Police spokesman Officer Justin Brown declined comment, citing the pending court case. He did confirm the use of two armored vehicles, an equipment van and 21 officers in serving the warrant.
According to the police report, O’Kane and his wife refused to surrender, saying they believed there was a mistake and feared being shot. The 45-minute standoff ended when three officers and a K-9 accessed the rear gate that adjoins the property next door, and arrested O’Kane.
Hearing her husband’s shouts and barks from the K-9, Andrews says she exited the side door and was immediately brought to the ground. “I was so indignant and so angry,” she said. “I wasn’t even afraid. I was incredulous.”
Officer accounts in the police report say O’Kane resisted officers’ attempts to handcuff him and described Andrews as rude.
Authorities had interpreted O’Kane’s alleged threat at the DOU as an indication that he kept guns at his house and might use them. Hall also cited the registration of five handguns to O’Kane in 1988 and 1989, which O’Kane says he lost years ago in a divorce.
Because of a 1997 felony conviction for possession of a controlled substance for sale, O’Kane is forbidden from owning or possessing firearms.
He denies making the verbal statement, or writing anything, about guns. He says he visited the department to find out who authorized cutting the water valve to his home two weeks after the city had already shut off his water.
DOU spokeswoman Rhea Serran confirmed that the couple’s water service was discontinued July 15 due to non-payment, more than three months before O’Kane allegedly threatened a utilities employee.
As part of the warrant, police searched every room of the home and its detached garage, seized computers and recording devices, and searched for images and undeveloped film of O’Kane “posing with weapons.”
Asked to review the affidavit, Vitiello says authorities met the threshold that the U.S. Supreme Court established for obtaining search warrants. “Probable cause is not a very high standard,” he noted, adding that it refers to “some reasonable possibility that evidence will be found in the place searched,” not, in fact, probability.

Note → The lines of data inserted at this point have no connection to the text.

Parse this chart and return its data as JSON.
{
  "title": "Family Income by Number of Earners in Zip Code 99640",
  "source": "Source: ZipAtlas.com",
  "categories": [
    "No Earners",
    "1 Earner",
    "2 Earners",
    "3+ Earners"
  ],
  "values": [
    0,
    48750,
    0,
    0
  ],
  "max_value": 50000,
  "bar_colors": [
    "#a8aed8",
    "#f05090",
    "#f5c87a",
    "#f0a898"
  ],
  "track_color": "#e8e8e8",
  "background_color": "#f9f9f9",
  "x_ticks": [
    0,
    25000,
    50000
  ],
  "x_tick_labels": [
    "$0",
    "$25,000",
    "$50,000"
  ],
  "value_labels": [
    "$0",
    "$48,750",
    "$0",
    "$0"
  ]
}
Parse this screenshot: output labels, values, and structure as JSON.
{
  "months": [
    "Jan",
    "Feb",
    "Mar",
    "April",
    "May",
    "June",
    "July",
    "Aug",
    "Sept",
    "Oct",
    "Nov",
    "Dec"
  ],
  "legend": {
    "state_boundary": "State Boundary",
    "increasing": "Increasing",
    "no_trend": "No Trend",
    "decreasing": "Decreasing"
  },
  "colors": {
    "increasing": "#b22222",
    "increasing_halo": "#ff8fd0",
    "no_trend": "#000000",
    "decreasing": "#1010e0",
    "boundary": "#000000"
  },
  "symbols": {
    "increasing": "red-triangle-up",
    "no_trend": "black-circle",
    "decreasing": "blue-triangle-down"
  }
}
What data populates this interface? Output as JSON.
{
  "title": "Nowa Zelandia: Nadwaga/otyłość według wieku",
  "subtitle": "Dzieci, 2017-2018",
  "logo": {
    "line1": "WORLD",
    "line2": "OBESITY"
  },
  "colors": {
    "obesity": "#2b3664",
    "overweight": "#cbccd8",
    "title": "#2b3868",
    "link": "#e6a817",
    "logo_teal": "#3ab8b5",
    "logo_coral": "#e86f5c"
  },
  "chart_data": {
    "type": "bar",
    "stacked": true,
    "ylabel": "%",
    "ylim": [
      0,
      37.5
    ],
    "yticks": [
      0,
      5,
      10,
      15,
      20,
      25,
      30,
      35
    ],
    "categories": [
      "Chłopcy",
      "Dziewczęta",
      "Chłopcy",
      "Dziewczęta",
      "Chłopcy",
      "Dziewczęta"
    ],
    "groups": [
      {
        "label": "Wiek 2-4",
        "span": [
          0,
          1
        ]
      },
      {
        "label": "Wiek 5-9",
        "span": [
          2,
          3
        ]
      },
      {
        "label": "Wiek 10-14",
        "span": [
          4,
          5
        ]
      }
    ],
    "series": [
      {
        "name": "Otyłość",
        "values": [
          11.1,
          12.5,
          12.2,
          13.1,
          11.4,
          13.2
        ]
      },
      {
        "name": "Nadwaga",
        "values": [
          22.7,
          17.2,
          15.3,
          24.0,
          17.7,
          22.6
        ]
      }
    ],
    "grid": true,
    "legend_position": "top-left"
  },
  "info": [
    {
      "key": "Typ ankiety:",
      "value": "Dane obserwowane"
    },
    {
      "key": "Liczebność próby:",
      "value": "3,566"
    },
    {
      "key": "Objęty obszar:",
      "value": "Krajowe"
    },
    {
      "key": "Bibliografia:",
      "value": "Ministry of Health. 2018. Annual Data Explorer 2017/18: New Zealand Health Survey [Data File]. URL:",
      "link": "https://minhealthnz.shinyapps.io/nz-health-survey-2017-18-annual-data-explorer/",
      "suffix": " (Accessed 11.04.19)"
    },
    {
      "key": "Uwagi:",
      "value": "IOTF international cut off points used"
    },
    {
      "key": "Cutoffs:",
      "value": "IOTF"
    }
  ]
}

“From a citizen’s perspective, of course it’s outrageous,” he added. “[But] this actually looks like pretty good police work.”
Vitiello says there are examples where similar threats or statements led to violent confrontations between police and anti-government types.

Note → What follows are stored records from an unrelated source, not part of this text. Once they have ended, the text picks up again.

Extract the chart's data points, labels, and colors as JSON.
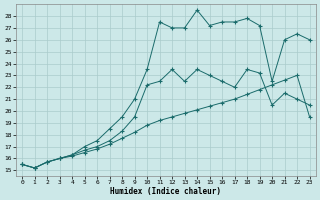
{
  "title": "",
  "xlabel": "Humidex (Indice chaleur)",
  "xlim": [
    -0.5,
    23.5
  ],
  "ylim": [
    14.5,
    29
  ],
  "yticks": [
    15,
    16,
    17,
    18,
    19,
    20,
    21,
    22,
    23,
    24,
    25,
    26,
    27,
    28
  ],
  "xticks": [
    0,
    1,
    2,
    3,
    4,
    5,
    6,
    7,
    8,
    9,
    10,
    11,
    12,
    13,
    14,
    15,
    16,
    17,
    18,
    19,
    20,
    21,
    22,
    23
  ],
  "bg_color": "#cce8e8",
  "line_color": "#1a6b6b",
  "grid_color": "#aacccc",
  "series1_x": [
    0,
    1,
    2,
    3,
    4,
    5,
    6,
    7,
    8,
    9,
    10,
    11,
    12,
    13,
    14,
    15,
    16,
    17,
    18,
    19,
    20,
    21,
    22,
    23
  ],
  "series1_y": [
    15.5,
    15.2,
    15.7,
    16.0,
    16.2,
    16.5,
    16.8,
    17.2,
    17.7,
    18.2,
    18.8,
    19.2,
    19.5,
    19.8,
    20.1,
    20.4,
    20.7,
    21.0,
    21.4,
    21.8,
    22.2,
    22.6,
    23.0,
    19.5
  ],
  "series2_x": [
    0,
    1,
    2,
    3,
    4,
    5,
    6,
    7,
    8,
    9,
    10,
    11,
    12,
    13,
    14,
    15,
    16,
    17,
    18,
    19,
    20,
    21,
    22,
    23
  ],
  "series2_y": [
    15.5,
    15.2,
    15.7,
    16.0,
    16.3,
    16.7,
    17.0,
    17.5,
    18.3,
    19.5,
    22.2,
    22.5,
    23.5,
    22.5,
    23.5,
    23.0,
    22.5,
    22.0,
    23.5,
    23.2,
    20.5,
    21.5,
    21.0,
    20.5
  ],
  "series3_x": [
    0,
    1,
    2,
    3,
    4,
    5,
    6,
    7,
    8,
    9,
    10,
    11,
    12,
    13,
    14,
    15,
    16,
    17,
    18,
    19,
    20,
    21,
    22,
    23
  ],
  "series3_y": [
    15.5,
    15.2,
    15.7,
    16.0,
    16.3,
    17.0,
    17.5,
    18.5,
    19.5,
    21.0,
    23.5,
    27.5,
    27.0,
    27.0,
    28.5,
    27.2,
    27.5,
    27.5,
    27.8,
    27.2,
    22.5,
    26.0,
    26.5,
    26.0
  ]
}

One such case was recently closed. A Galt man was sentenced last month to life in prison without parole for the November 2012 ambush murder of an animal control officer. Joseph Francis Corey had barricaded himself in his foreclosed home when the officer approached to retrieve several pets at the request of bank representatives. According to the Sacramento County District Attorney’s Office, Corey shot Officer Roy Marcum through the front door using a high-powered hunting rifle.

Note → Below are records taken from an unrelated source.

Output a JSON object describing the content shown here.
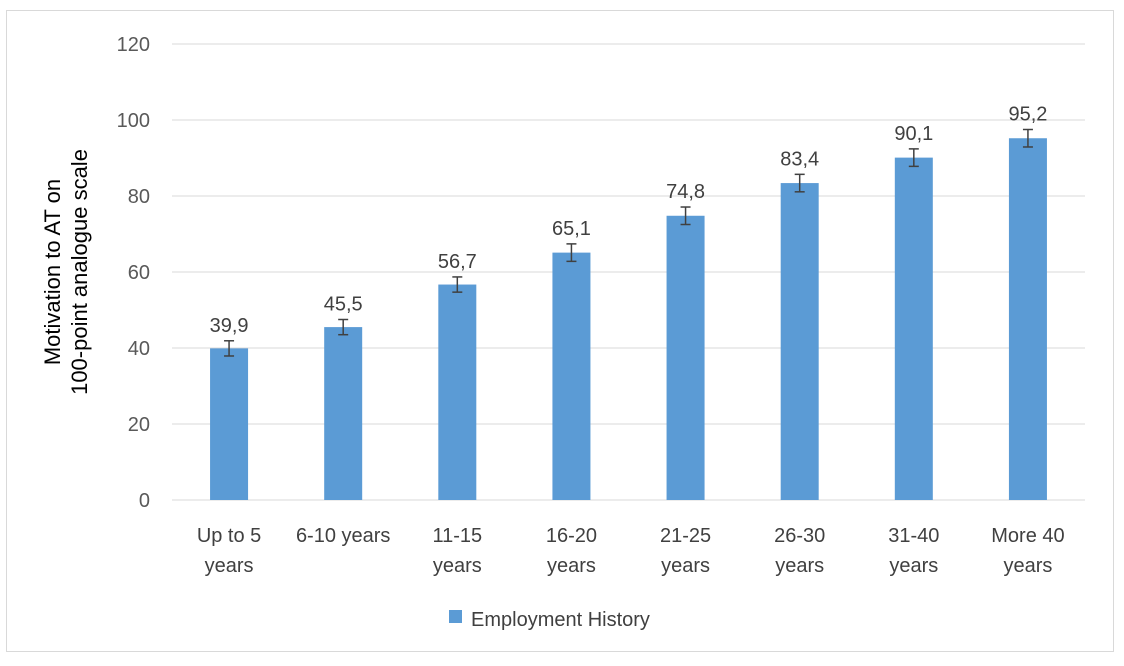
{
  "chart_data": {
    "type": "bar",
    "categories": [
      [
        "Up to 5",
        "years"
      ],
      [
        "6-10 years"
      ],
      [
        "11-15",
        "years"
      ],
      [
        "16-20",
        "years"
      ],
      [
        "21-25",
        "years"
      ],
      [
        "26-30",
        "years"
      ],
      [
        "31-40",
        "years"
      ],
      [
        "More 40",
        "years"
      ]
    ],
    "series": [
      {
        "name": "Employment History",
        "values": [
          39.9,
          45.5,
          56.7,
          65.1,
          74.8,
          83.4,
          90.1,
          95.2
        ],
        "value_labels": [
          "39,9",
          "45,5",
          "56,7",
          "65,1",
          "74,8",
          "83,4",
          "90,1",
          "95,2"
        ],
        "error": [
          2,
          2,
          2,
          2.3,
          2.3,
          2.3,
          2.3,
          2.3
        ],
        "color": "#5b9bd5"
      }
    ],
    "ylabel": [
      "Motivation  to AT on",
      "100-point  analogue scale"
    ],
    "ylim": [
      0,
      120
    ],
    "yticks": [
      0,
      20,
      40,
      60,
      80,
      100,
      120
    ],
    "grid": true,
    "legend_position": "bottom",
    "gridline_color": "#d9d9d9",
    "error_bar_color": "#404040"
  }
}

“If that public official had gone onto the premises and gotten their head blown off, of course we’d be wringing our hands,” Vitiello said of the utilities employee.
The district attorney’s office declined comment on this case.
The couple is next scheduled for a February 9 court appearance. According to court records, this is O’Kane’s first charge since his 1997 conviction and Andrews’ first charge ever.